Ce jugement a de quoi interroger. Car parmi les principales propriétés de la société américaine, une seule est passée entre les gouttes: Whatsapp. Le tribunal a estimé que la célèbre application mobile «manquait de fonctionnalités» pour diffuser publiquement des informations.

«Pourquoi seuls certains des produits de Meta sont considérés comme extrémistes? Ce n'est absolument pas rationnel», a réagi Kevin Rothrock, rédacteur en chef de l'édition anglaise du média russe Meduza. Pour d'autres pourtant, ce positionnement erratique se justifie à travers deux principaux arguments.

Soumis au succès

Le Kremlin semble avoir été forcé de capituler face au succès national de Whatsapp. Comme le démontre Statista, qui a analysé le nombre mensuel moyen d'utilisateurs des applications de Meta en Russie au cours du mois de janvier 2022, la plateforme de messageries instantanées rafle la palme d'or. Elle dépasse Instagram puis Facebook avec près de 84 millions de personnes l'exploitant. C'est un peu plus d'un Russe sur deux.

Pour Alena Epifanova, chercheuse au Conseil allemand des relations étrangères citée dans le magazine américain Wired, interdire l'accès à un tel mastodonte de la communication induirait un contrecoup politique trop important. Le but de l'Etat est ainsi de diminuer au plus possible les dommages collatéraux, a-t-elle déclaré, ajoutant qu'en Russie, l'application numéro 1 était «politiquement neutre»:

«L'Etat ne veut pas risquer un tollé auprès des personnes qui ne sont pas vraiment politisées, mais utilisent WhatsApp pour leur vie privée»
Alena Epifanova, chercheuse au Conseil allemand des relations étrangèreswired

Equivalent inexistant, enfin...

La popularité de Whatsapp n'est pas l'unique explication qui justifie l'inconsistance de la décision du tribunal de Moscou. Leonid Volkov, cofondateur du groupe de défense des droits numériques russes s'étant entretenu avec Wired, a pointé le fait qu'il n'existe, à ce jour, aucune alternative compatible à l'application gratuite.

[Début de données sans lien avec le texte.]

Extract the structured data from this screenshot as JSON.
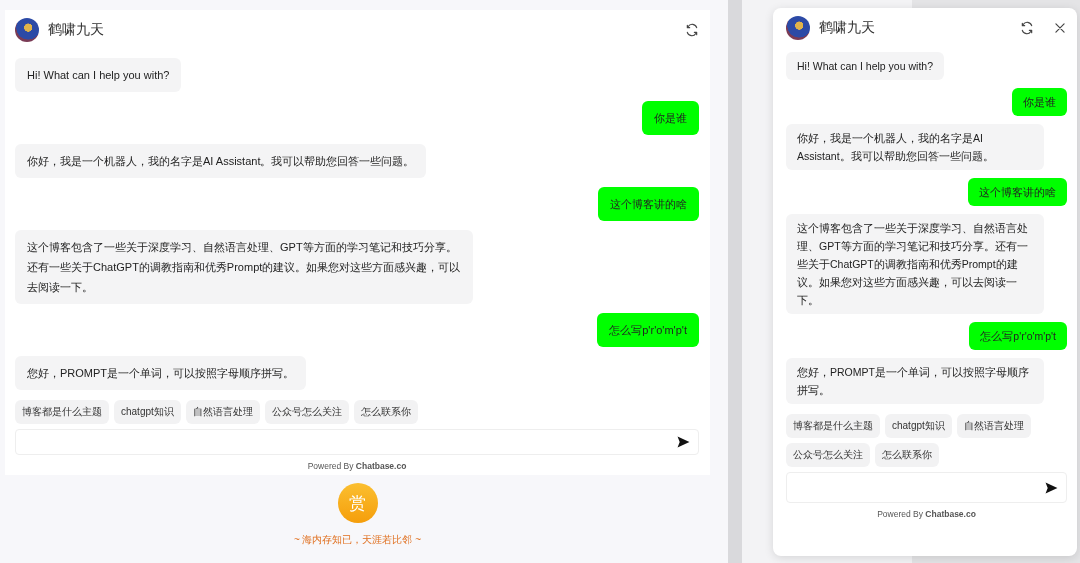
{
  "widgets": [
    {
      "title": "鹤啸九天",
      "closable": false,
      "messages": [
        {
          "kind": "bot",
          "text": "Hi! What can I help you with?"
        },
        {
          "kind": "user",
          "text": "你是谁"
        },
        {
          "kind": "bot",
          "text": "你好，我是一个机器人，我的名字是AI Assistant。我可以帮助您回答一些问题。"
        },
        {
          "kind": "user",
          "text": "这个博客讲的啥"
        },
        {
          "kind": "bot",
          "text": "这个博客包含了一些关于深度学习、自然语言处理、GPT等方面的学习笔记和技巧分享。还有一些关于ChatGPT的调教指南和优秀Prompt的建议。如果您对这些方面感兴趣，可以去阅读一下。"
        },
        {
          "kind": "user",
          "text": "怎么写p'r'o'm'p't"
        },
        {
          "kind": "bot",
          "text": "您好，PROMPT是一个单词，可以按照字母顺序拼写。"
        }
      ],
      "suggestions": [
        "博客都是什么主题",
        "chatgpt知识",
        "自然语言处理",
        "公众号怎么关注",
        "怎么联系你"
      ],
      "footer": "Powered By **Chatbase.co**"
    },
    {
      "title": "鹤啸九天",
      "closable": true,
      "messages": [
        {
          "kind": "bot",
          "text": "Hi! What can I help you with?"
        },
        {
          "kind": "user",
          "text": "你是谁"
        },
        {
          "kind": "bot",
          "text": "你好，我是一个机器人，我的名字是AI Assistant。我可以帮助您回答一些问题。"
        },
        {
          "kind": "user",
          "text": "这个博客讲的啥"
        },
        {
          "kind": "bot",
          "text": "这个博客包含了一些关于深度学习、自然语言处理、GPT等方面的学习笔记和技巧分享。还有一些关于ChatGPT的调教指南和优秀Prompt的建议。如果您对这些方面感兴趣，可以去阅读一下。"
        },
        {
          "kind": "user",
          "text": "怎么写p'r'o'm'p't"
        },
        {
          "kind": "bot",
          "text": "您好，PROMPT是一个单词，可以按照字母顺序拼写。"
        }
      ],
      "suggestions": [
        "博客都是什么主题",
        "chatgpt知识",
        "自然语言处理",
        "公众号怎么关注",
        "怎么联系你"
      ],
      "footer": "Powered By **Chatbase.co**"
    }
  ],
  "reward": {
    "button": "赏",
    "motto": "~ 海内存知已，天涯若比邻 ~"
  }
}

Lorsque Facebook et Instagram ont été interdits, Mark Zuckerberg, fondateur de Meta, a confirmé ne pas vouloir supprimer certains messages hostiles à l'armée et aux dirigeants russes.
Lorsque Facebook et Instagram ont été interdits, Mark Zuckerberg, fondateur de Meta, a confirmé ne pas vouloir supprimer certains messages hostiles à l'armée et aux dirigeants russes.keystone

En prohibant l'utilisation d'Instagram et Facebook, Whatsapp - dont l'audience surpasse celles des deux autres entreprises de Mark Zuckerberg - pourrait conduire ses utilisateurs à faire de la plateforme de messageries la nouvelle et unique force informative dans le pays. En ce sens, comme conclut Leonid Volkov: «WhatsApp pourrait ne pas rester longtemps sans remplaçant russe». D'ailleurs, une autre application de messagerie, bien connue des Occidentaux, semble monter dans les statistiques.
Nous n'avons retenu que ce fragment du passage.